Moving image museum reopens with new exhibits

A museum of moving images in Kent will reopen this weekend with new exhibitions.
The Museum of the Moving Image (Momi) in Deal will reopen for the summer season with additional new exhibitions about World War One in film and media, and Peeping and Projecting looking at peephole cinema.
The new exhibitions will include stills from the film The Battle of the Somme which are thought to have been shot in Deal.
Prof Jocelyn Marsh, curator of Momi, says visitors to the museum are "always taken aback" by the exhibitions.

Prof Marsh said: "Cinema wasn't a virgin birth. It had many ancestors. The primary one was the Magic Lantern but there were also shadow puppets, the silhouette and even photographs."
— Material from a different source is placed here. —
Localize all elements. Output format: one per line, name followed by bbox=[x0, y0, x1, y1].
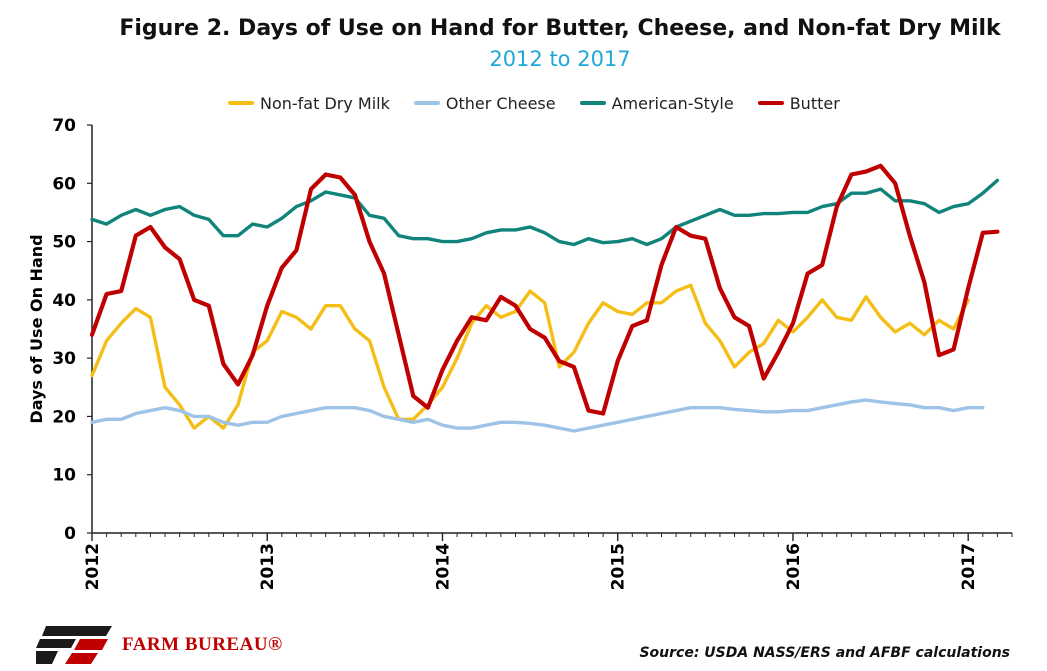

The Battle of the Somme, which is featured in the new exhibition, was the first film to recreate on screen dead bodies of British soldiers, a scene which proved controversial in 1916 when it was released.
Prof Marsh added: "Virtually every British adult saw it. There is a suggestion that these were [filmed] in practise trenches some of which were here outside Deal.
"You can't set up an 80lb (36kg) camera on a tripod and shoot the trenches for real because you would be dead within seconds."
An existing display of film posters at the museum which advertises the Ealing Studios output was recently added to by the daughter of artist S John Woods.
She revealed that he had lived in Deal's Water Street for 40 years and his paint-stained apron and brushes are on loan to the museum, alongside posters from some of the studio's most well-know movies.
The museum was opened in April 2018 by Prof Marsh and David Francis, who helped create the original Momi in London.